As one possible answer to that question, consider that 9378 people were killed in speeding-related traffic crashes in the U.S. in 2018, according to the National Highway Traffic Safety Administration (NHTSA). Recent data on COVID-19 suggests the virus has a 1.4 percent fatality rate among people who contract the disease. If the virus were to infect 80 percent of the U.S. population and that fatality rate proved accurate, the toll could reach as high as 3.7 million people.
While the virus will spread regardless of whether or not officers reduce the number of traffic stops they make, police forces are also trying to minimize the number of their own ranks sidelined by the virus. Police stations around the country have closed their doors to the public for nonemergency business to minimize that risk.
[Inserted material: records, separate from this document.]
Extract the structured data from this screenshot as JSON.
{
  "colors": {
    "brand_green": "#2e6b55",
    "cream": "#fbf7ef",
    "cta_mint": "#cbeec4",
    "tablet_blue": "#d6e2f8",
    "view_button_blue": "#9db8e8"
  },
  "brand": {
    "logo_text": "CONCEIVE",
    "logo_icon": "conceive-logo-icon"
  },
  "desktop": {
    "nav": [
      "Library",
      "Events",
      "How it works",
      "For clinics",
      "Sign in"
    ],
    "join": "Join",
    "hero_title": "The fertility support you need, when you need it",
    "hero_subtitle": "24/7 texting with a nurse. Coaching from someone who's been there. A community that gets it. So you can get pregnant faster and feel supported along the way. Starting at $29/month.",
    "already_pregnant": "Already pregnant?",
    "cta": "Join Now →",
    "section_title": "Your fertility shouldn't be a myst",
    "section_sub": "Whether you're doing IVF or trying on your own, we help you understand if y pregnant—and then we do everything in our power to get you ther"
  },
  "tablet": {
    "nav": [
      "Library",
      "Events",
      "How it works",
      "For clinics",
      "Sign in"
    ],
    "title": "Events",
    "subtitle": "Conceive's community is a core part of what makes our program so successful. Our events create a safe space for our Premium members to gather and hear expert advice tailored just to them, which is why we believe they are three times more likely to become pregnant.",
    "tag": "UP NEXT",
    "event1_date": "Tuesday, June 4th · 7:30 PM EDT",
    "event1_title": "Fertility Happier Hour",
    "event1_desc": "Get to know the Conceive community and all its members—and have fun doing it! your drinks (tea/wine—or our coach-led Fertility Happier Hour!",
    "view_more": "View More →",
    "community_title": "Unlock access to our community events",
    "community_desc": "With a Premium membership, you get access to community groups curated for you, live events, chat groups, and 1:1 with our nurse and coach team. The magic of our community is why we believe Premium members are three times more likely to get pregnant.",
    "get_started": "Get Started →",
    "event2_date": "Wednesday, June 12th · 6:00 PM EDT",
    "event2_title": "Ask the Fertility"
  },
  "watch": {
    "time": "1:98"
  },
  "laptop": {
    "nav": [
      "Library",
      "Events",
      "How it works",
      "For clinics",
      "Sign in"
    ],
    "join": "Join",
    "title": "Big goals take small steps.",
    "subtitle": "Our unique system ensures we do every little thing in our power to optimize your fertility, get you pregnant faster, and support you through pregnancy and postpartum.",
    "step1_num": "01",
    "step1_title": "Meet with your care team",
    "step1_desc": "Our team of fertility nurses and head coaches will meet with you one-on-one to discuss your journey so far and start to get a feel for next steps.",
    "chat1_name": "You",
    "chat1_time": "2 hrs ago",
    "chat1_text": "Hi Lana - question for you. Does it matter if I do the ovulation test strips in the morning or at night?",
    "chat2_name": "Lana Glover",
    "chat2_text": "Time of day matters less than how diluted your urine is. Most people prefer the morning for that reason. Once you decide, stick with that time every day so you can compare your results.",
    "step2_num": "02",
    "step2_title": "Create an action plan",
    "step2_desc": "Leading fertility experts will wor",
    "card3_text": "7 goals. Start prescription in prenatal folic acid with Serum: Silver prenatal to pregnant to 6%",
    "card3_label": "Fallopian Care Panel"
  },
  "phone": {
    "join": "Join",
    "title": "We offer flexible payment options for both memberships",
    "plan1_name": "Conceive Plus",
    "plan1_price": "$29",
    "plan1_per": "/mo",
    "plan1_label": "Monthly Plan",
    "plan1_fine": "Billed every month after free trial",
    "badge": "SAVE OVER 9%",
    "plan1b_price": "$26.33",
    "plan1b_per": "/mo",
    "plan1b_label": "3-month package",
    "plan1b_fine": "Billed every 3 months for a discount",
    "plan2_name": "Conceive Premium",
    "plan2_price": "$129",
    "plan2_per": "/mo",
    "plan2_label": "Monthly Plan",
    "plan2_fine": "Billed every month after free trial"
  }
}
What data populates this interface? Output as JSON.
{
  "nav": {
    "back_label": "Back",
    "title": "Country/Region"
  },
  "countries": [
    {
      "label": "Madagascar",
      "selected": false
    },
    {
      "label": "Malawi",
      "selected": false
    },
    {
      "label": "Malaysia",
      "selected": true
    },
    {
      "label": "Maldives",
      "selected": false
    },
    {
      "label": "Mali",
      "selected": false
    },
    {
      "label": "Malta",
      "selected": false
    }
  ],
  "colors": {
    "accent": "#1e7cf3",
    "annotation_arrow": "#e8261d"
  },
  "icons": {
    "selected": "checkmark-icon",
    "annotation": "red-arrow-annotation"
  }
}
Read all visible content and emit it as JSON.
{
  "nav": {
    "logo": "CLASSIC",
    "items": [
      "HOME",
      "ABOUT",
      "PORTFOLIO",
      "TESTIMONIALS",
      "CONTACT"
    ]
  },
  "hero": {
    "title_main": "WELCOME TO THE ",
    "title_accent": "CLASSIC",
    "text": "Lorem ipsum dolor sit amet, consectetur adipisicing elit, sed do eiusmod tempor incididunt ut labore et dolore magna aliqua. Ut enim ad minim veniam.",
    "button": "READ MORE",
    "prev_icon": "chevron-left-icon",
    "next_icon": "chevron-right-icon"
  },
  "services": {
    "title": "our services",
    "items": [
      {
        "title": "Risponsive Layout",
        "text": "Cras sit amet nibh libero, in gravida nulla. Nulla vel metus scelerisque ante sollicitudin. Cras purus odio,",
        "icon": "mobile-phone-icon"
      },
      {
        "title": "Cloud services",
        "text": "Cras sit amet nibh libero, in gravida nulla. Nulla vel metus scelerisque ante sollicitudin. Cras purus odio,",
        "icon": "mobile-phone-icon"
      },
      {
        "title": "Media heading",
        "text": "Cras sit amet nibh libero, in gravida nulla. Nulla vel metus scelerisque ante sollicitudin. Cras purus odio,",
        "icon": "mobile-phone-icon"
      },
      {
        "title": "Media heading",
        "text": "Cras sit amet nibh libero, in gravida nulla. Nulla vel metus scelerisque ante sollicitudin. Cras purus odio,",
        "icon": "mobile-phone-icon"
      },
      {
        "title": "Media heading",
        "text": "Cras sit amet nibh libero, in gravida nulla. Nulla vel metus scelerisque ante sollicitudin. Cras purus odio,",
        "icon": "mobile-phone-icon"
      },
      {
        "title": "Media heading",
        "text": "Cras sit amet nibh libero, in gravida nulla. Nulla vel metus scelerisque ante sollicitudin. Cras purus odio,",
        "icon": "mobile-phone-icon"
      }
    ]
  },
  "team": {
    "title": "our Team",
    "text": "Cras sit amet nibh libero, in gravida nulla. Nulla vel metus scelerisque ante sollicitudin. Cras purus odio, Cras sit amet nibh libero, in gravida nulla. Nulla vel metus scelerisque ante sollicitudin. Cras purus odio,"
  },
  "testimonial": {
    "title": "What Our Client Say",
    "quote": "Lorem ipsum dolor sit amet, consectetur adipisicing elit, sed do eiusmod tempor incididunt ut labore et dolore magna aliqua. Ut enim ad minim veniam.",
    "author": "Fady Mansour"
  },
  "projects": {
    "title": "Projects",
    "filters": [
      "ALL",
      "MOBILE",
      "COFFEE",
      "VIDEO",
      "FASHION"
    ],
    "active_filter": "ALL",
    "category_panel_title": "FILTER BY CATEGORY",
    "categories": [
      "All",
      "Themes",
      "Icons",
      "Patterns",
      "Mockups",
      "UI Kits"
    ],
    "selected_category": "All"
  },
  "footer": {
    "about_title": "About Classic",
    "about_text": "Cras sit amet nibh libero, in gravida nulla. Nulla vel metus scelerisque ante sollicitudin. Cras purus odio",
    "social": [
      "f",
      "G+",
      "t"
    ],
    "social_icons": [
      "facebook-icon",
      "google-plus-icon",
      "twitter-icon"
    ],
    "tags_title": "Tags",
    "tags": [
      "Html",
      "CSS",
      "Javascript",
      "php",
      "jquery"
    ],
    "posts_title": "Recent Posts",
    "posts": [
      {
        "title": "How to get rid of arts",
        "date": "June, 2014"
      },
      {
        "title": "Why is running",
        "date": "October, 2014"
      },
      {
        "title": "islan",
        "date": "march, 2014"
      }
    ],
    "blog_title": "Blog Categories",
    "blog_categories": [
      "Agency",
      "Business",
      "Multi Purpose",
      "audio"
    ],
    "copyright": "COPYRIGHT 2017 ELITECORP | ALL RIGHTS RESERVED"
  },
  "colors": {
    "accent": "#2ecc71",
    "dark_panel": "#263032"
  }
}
Routine processes such as firearm registration, witness interviews, and fingerprinting are now being conducted online, handled by mail or phone, or have been suspended for the time being. Cities such as Denver; Portland, Oregon; and Syracuse, New York, have announced plans to reduce in-person police response for nonviolent crimes and crimes not currently in progress. Instead, officers will take reports online or over the phone.
Regulations Are Changing, Too
It’s not just enforcement that’s changing. The laws and regulations themselves are also being altered to contain the contagious virus, to hasten the emergency response, and in recognition that, for many Americans, life’s routines have changed significantly in the past week. The California Department of Motor Vehicles has asked the state’s law enforcement agencies to grant a 60-day grace period to anyone driving with an expired license as residents are advised to avoid public spaces. The federal agency that oversees the trucking industry has suspended time limits on driving hours for truckers delivering medical equipment, food, and sanitation supplies. Michigan governor Gretchen Whitmer lifted weight limits on all the state’s roads for trucks delivering crucial supplies. And in a nod to the many citizens suddenly working from home, Los Angeles and New York City have relaxed enforcement of alternate-side parking policies used to clear roads for regular street cleaning.